Normand Anne-Cécile, Cassagne Carole, Gautier Magali, Becker Pierre, Ranque Stéphane, Hendrickx Marijke, Piarroux Renaud
Laboratoire de Parasitologie-Mycologie, CHU Timone, Université de la Méditerranée, Marseille, France.
Service of Mycology and Aerobiology, BCCM/IHEM Fungal Collection, Scientific Institute of Public Health, Brussels, Belgium.
BMC Microbiol. 2017 Jan 31;17(1):25. doi: 10.1186/s12866-017-0937-2.
Several Matrix-Assisted Laser Desorption/Ionization Time-of-Flight mass spectrometry protocols, which differ in identification criteria, have been developed for mold and dermatophyte identification. Currently, the most widely used approach is Bruker technology, although no consensus concerning the log(score) threshold has been established. Furthermore, it remains unknown how far increasing the number of spots to compare results might improve identification performance. In this study, we used in-house and Bruker reference databases as well as a panel of 422 isolates belonging to 126 species to test various thresholds. Ten distinct identification algorithms requiring one to four spots were tested.

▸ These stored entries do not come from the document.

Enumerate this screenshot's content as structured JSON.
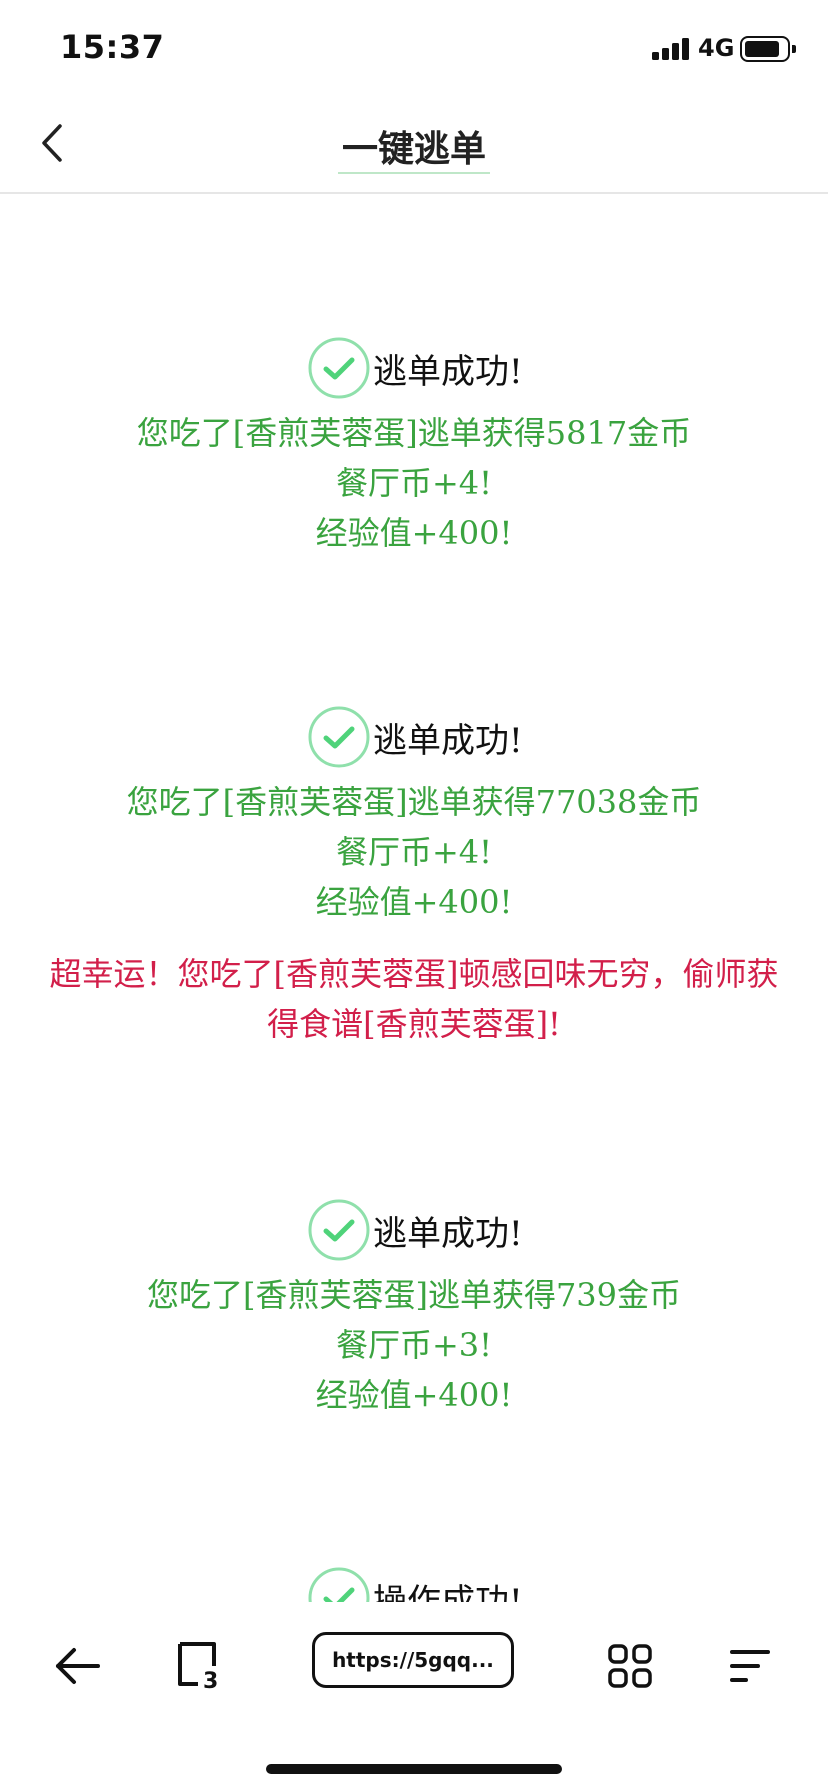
{
  "status_bar": {
    "time": "15:37",
    "network": "4G"
  },
  "header": {
    "title": "一键逃单"
  },
  "results": [
    {
      "title": "逃单成功!",
      "lines": [
        "您吃了[香煎芙蓉蛋]逃单获得5817金币",
        "餐厅币+4!",
        "经验值+400!"
      ]
    },
    {
      "title": "逃单成功!",
      "lines": [
        "您吃了[香煎芙蓉蛋]逃单获得77038金币",
        "餐厅币+4!",
        "经验值+400!"
      ],
      "bonus": "超幸运！您吃了[香煎芙蓉蛋]顿感回味无穷，偷师获得食谱[香煎芙蓉蛋]!"
    },
    {
      "title": "逃单成功!",
      "lines": [
        "您吃了[香煎芙蓉蛋]逃单获得739金币",
        "餐厅币+3!",
        "经验值+400!"
      ]
    },
    {
      "title": "操作成功!"
    }
  ],
  "toolbar": {
    "url": "https://5gqq...",
    "tabs_count": "3"
  },
  "colors": {
    "success_text": "#3aa33f",
    "bonus_text": "#d21f4a",
    "check_icon": "#4fd37a"
  },
  "icons": [
    "back-chevron-icon",
    "check-circle-icon",
    "back-arrow-icon",
    "tabs-icon",
    "grid-icon",
    "menu-icon"
  ]
}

Our findings indicate that optimal results were obtained by applying a decisional algorithm in which only the highest score of four spots was taken into account with a 1.7 log(score) threshold. Testing the entire panel enabled identification of 87.41% (in-house database) and 35.15% (Bruker database) of isolates, with a positive predictive value (PPV) of 1 at the genus level for both databases as well as 0.89 PPV (in-house database) and 0.72 PPV (Bruker database) at the species level. Applying the same rules to the isolates for which the species were represented by at least three strains in the database enabled identification of 92.1% (in-house database) and 46.6% (Bruker database) of isolates, with 1 PPV at the genus level for both databases as well as 0.95 PPV (in-house database) and 0.93 PPV (Bruker database) at the species level.

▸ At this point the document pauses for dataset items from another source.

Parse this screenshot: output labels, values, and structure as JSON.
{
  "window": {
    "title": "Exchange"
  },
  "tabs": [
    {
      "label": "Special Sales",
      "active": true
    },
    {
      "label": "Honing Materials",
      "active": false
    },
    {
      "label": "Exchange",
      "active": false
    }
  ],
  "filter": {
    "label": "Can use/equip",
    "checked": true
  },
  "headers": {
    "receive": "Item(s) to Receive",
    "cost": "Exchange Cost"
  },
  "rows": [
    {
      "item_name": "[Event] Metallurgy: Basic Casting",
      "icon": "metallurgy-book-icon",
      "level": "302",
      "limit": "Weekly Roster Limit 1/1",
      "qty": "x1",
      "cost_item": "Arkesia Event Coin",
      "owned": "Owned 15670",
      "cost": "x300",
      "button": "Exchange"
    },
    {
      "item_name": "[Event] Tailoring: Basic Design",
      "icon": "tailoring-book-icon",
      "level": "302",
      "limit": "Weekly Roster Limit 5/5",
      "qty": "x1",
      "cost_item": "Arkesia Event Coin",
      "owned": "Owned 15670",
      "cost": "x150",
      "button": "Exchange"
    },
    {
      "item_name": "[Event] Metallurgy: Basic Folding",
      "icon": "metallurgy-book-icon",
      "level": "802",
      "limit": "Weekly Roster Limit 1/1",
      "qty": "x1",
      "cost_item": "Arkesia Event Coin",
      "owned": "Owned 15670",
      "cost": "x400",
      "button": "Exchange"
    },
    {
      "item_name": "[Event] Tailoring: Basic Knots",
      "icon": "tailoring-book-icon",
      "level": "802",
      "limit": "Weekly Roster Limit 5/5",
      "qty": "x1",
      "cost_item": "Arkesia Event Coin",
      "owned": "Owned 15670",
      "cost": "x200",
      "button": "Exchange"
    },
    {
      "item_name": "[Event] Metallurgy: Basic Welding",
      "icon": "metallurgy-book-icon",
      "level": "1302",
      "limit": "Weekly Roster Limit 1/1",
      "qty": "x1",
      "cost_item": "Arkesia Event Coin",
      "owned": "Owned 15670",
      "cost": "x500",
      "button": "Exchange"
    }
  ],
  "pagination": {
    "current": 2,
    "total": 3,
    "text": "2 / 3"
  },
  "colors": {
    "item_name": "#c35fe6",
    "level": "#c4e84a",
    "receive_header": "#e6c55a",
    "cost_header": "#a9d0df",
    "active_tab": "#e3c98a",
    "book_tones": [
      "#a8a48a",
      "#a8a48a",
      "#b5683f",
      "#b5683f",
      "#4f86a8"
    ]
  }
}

Depositing four spots per extract and lowering the threshold to 1.7, a threshold which is notably lower than that recommended for bacterial identification, decreased the number of unidentified specimens without altering the reliability of the accepted results. Nevertheless, regardless of the criteria used for mold and dermatophyte identification, commercial databases require optimization.

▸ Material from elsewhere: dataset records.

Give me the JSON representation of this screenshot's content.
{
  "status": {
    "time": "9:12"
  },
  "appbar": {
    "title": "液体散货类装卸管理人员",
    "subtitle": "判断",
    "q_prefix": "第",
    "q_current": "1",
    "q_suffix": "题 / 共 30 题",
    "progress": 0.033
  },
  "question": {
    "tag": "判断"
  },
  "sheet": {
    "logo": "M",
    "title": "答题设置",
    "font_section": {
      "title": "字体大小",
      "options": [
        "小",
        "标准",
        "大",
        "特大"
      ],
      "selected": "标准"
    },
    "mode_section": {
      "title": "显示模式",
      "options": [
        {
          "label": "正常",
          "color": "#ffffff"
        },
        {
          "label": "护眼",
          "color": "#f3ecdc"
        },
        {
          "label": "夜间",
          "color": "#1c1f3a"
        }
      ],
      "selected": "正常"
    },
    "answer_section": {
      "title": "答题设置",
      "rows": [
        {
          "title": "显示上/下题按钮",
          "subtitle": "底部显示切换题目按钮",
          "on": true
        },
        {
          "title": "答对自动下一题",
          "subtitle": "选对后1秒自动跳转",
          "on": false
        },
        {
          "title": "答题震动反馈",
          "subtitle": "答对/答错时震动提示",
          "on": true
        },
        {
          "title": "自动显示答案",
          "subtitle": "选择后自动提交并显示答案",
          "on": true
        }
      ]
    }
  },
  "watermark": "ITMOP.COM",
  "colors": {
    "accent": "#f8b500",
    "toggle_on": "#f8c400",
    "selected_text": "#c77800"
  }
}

已开发出几种基质辅助激光解吸/电离飞行时间质谱分析方案用于霉菌和皮肤癣菌鉴定,这些方案在鉴定标准上存在差异。目前,使用最广泛的方法是布鲁克技术,不过对于对数(得分)阈值尚未达成共识。此外,增加用于比较结果的斑点数量能在多大程度上提高鉴定性能仍不清楚。在本研究中,我们使用内部和布鲁克参考数据库以及一组属于126个物种的422株分离株来测试各种阈值。测试了十种不同的鉴定算法,这些算法需要一到四个斑点。
我们的研究结果表明,通过应用一种决策算法可获得最佳结果,该算法只考虑四个斑点中的最高分,对数(得分)阈值为1.7。对整个菌株库进行测试,在属水平上,两个数据库的阳性预测值(PPV)均为1,内部数据库在种水平上的PPV为0.89,布鲁克数据库为0.72,分别能够鉴定出87.41%(内部数据库)和35.15%(布鲁克数据库)的分离株。对数据库中至少由三个菌株代表该物种的分离株应用相同规则,在属水平上,两个数据库的PPV均为1,内部数据库在种水平上的PPV为0.95,布鲁克数据库为0.93,分别能够鉴定出92.1%(内部数据库)和46.6%(布鲁克数据库)的分离株。
每个提取物放置四个斑点并将阈值降低到1.7,该阈值明显低于细菌鉴定推荐的阈值,减少了未鉴定标本的数量,同时不改变已接受结果的可靠性。然而,无论用于霉菌和皮肤癣菌鉴定的标准如何,商业数据库都需要优化。